My husband kindly called me at work yesterday to tell me that the March/April 2013 issue contained a feature article written by me! "Believers and Patriots: What is colonial Maryland's legacy of religious freedom?" by Stephanie A. Mann. (Page 30 of The Catholic Answer Magazine; subscription required for on-line access.) It is a very well illustrated article. I wrote it during the Fortnight for Religious Freedom last summer and start off with the installation Mass homily of Archbishop William Lori in Baltimore, Maryland:
On May 16, 2012, Bishop William Lori, the chairman of the U.S. Conference of
Catholic Bishop’s Ad Hoc Committee for Religious Liberty, was installed as the
Archbishop of Baltimore.
In his homily at his installation Mass, he stressed the need to defend
religious liberty, harkening to the foundation of the oldest diocese in the
United States of America and its first bishop: “We defend religious liberty . .

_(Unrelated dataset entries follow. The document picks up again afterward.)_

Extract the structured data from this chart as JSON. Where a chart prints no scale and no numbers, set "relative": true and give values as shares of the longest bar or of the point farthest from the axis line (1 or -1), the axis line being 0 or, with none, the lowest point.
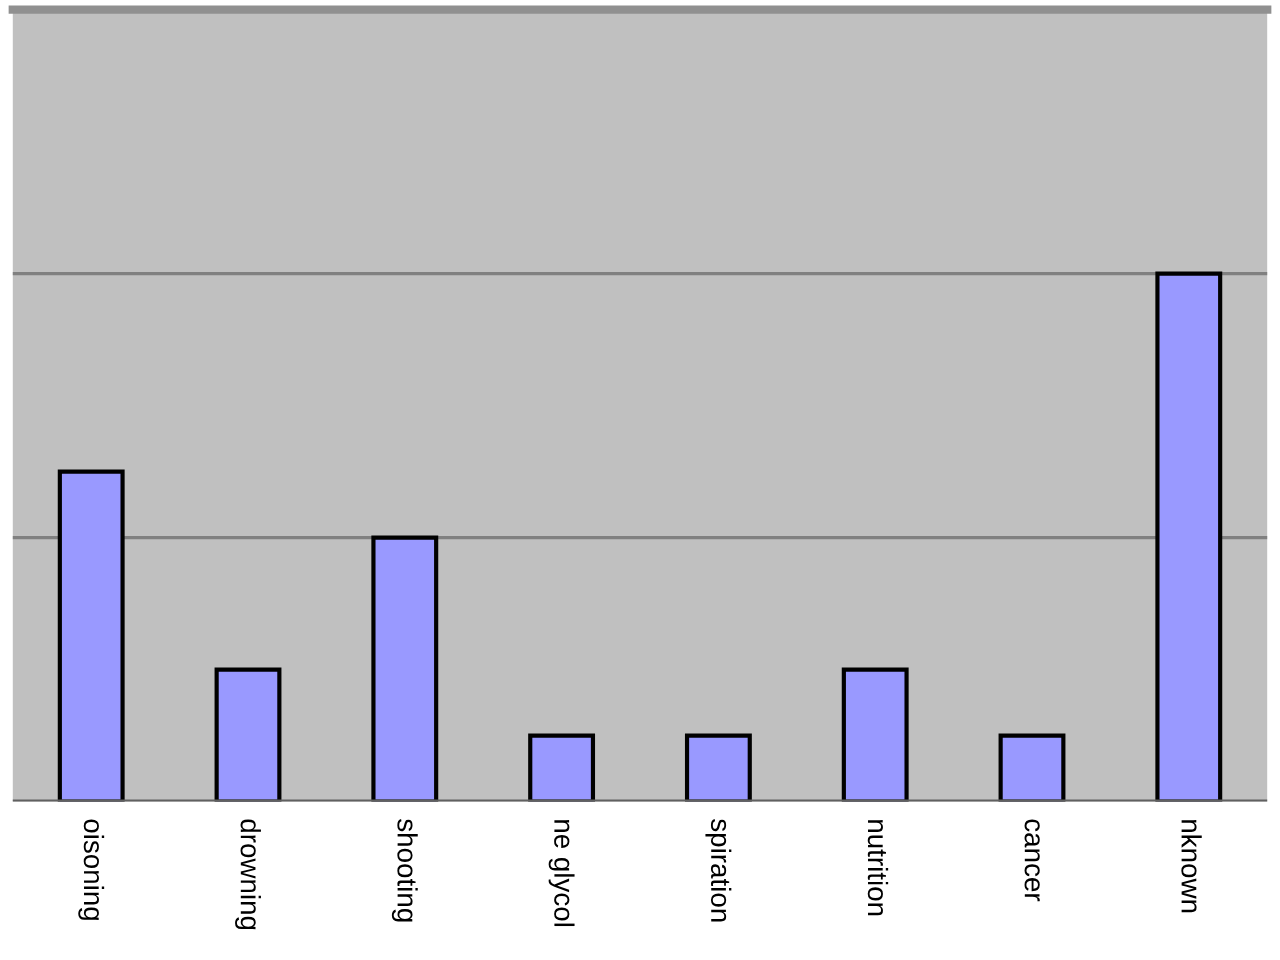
{
  "chart_data": {
    "type": "bar",
    "relative": true,
    "categories": [
      "oisoning",
      "drowning",
      "shooting",
      "ne glycol",
      "spiration",
      "nutrition",
      "cancer",
      "nknown"
    ],
    "values": [
      0.625,
      0.25,
      0.5,
      0.125,
      0.125,
      0.25,
      0.125,
      1
    ],
    "color": "#9999ff",
    "legend": false,
    "ref_lines": [
      {
        "axis": "y",
        "value": 0.5,
        "color": "#808080"
      },
      {
        "axis": "y",
        "value": 1,
        "color": "#808080"
      }
    ]
  }
}
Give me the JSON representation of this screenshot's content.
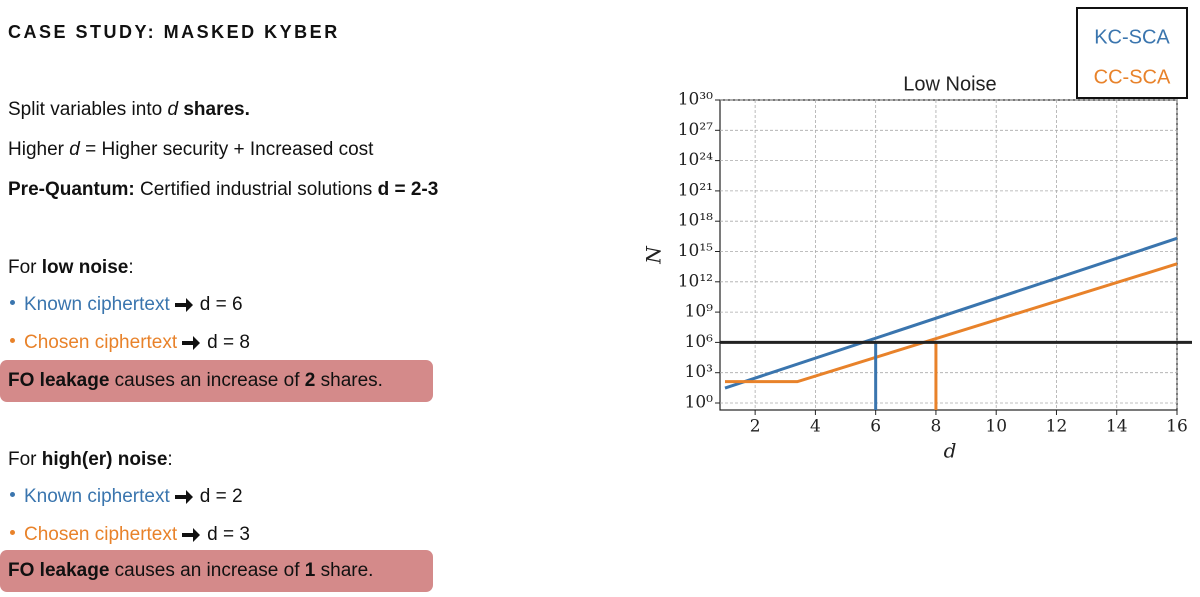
{
  "slide": {
    "title": "CASE STUDY: MASKED KYBER",
    "line1": [
      "Split variables into ",
      "d",
      " shares."
    ],
    "line2": [
      "Higher ",
      "d",
      " = Higher security + Increased cost"
    ],
    "line3": [
      "Pre-Quantum:",
      " Certified industrial solutions ",
      "d = 2-3"
    ],
    "low": {
      "heading": [
        "For ",
        "low noise",
        ":"
      ],
      "known": [
        "Known ciphertext",
        "d = 6"
      ],
      "chosen": [
        "Chosen ciphertext",
        "d = 8"
      ],
      "note": [
        "FO leakage",
        " causes an increase of ",
        "2",
        " shares."
      ]
    },
    "high": {
      "heading": [
        "For ",
        "high(er) noise",
        ":"
      ],
      "known": [
        "Known ciphertext",
        "d = 2"
      ],
      "chosen": [
        "Chosen ciphertext",
        "d = 3"
      ],
      "note": [
        "FO leakage",
        " causes an increase of ",
        "1",
        " share."
      ]
    }
  },
  "chart_data": {
    "type": "line",
    "title": "Low Noise",
    "xlabel": "d",
    "ylabel": "N",
    "log_y": true,
    "grid": true,
    "series": [
      {
        "name": "KC-SCA",
        "color": "#3a75ae",
        "x": [
          1,
          16
        ],
        "values": [
          30,
          20000000000000000
        ]
      },
      {
        "name": "CC-SCA",
        "color": "#e8822a",
        "x": [
          1,
          3.4,
          16
        ],
        "values": [
          130,
          130,
          60000000000000
        ]
      }
    ],
    "hline": 1000000,
    "vlines": [
      {
        "x": 6,
        "color": "#3a75ae"
      },
      {
        "x": 8,
        "color": "#e8822a"
      }
    ],
    "xlim": [
      1,
      16
    ],
    "xticks": [
      2,
      4,
      6,
      8,
      10,
      12,
      14,
      16
    ],
    "ylim": [
      1,
      1e+30
    ],
    "yticks": [
      {
        "value": 1,
        "label": "10⁰"
      },
      {
        "value": 1000,
        "label": "10³"
      },
      {
        "value": 1000000,
        "label": "10⁶"
      },
      {
        "value": 1000000000,
        "label": "10⁹"
      },
      {
        "value": 1000000000000.0,
        "label": "10¹²"
      },
      {
        "value": 1000000000000000.0,
        "label": "10¹⁵"
      },
      {
        "value": 1e+18,
        "label": "10¹⁸"
      },
      {
        "value": 1e+21,
        "label": "10²¹"
      },
      {
        "value": 1e+24,
        "label": "10²⁴"
      },
      {
        "value": 1e+27,
        "label": "10²⁷"
      },
      {
        "value": 1e+30,
        "label": "10³⁰"
      }
    ],
    "legend": "top-right"
  }
}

. because Archbishop John Carroll’s generation of believers and patriots
bequeathed to us a precious legacy that has enabled the Church to worship in
freedom, to bear witness to Christ publicly, and to do massive and amazing works
of pastoral love, education and charity in ways that are true to the faith that
inspired them in the first place.”
Archbishop John Carroll’s “generation of believers and patriots” were heirs
to the great Maryland experiment in religious liberty in the middle of the 17th
century — an experiment that did not last then and has not received the
attention it deserves since.
George Calvert founded the Maryland colony as a commercial venture and to
demonstrate that it was possible for a person to be a Catholic and loyal to the
monarch, a combination long thought impossible in England. He and his heirs
struggled to establish the Maryland colony and to maintain religious liberty in
its laws and culture. They were swimming against the tide of European religious
settlements: subjects were expected to go with the flow of their sovereign’s
religion.
Next Saturday, March 9, the Kansas Authors Club District 5 monthly meeting is a read-around by members, and I plan to read from this article. I will also have my book for sale, and distribute information about the Catholic Martyrs of England pilgrimage. The meeting is held at the Wichita Public Library Rockwell Branch, 5939 E. 9th Street, Wichita, KS,
2:00- 4:00 pm--meetings are free and open to the public, so if you're in Wichita, please feel welcome to attend. Refreshments are served!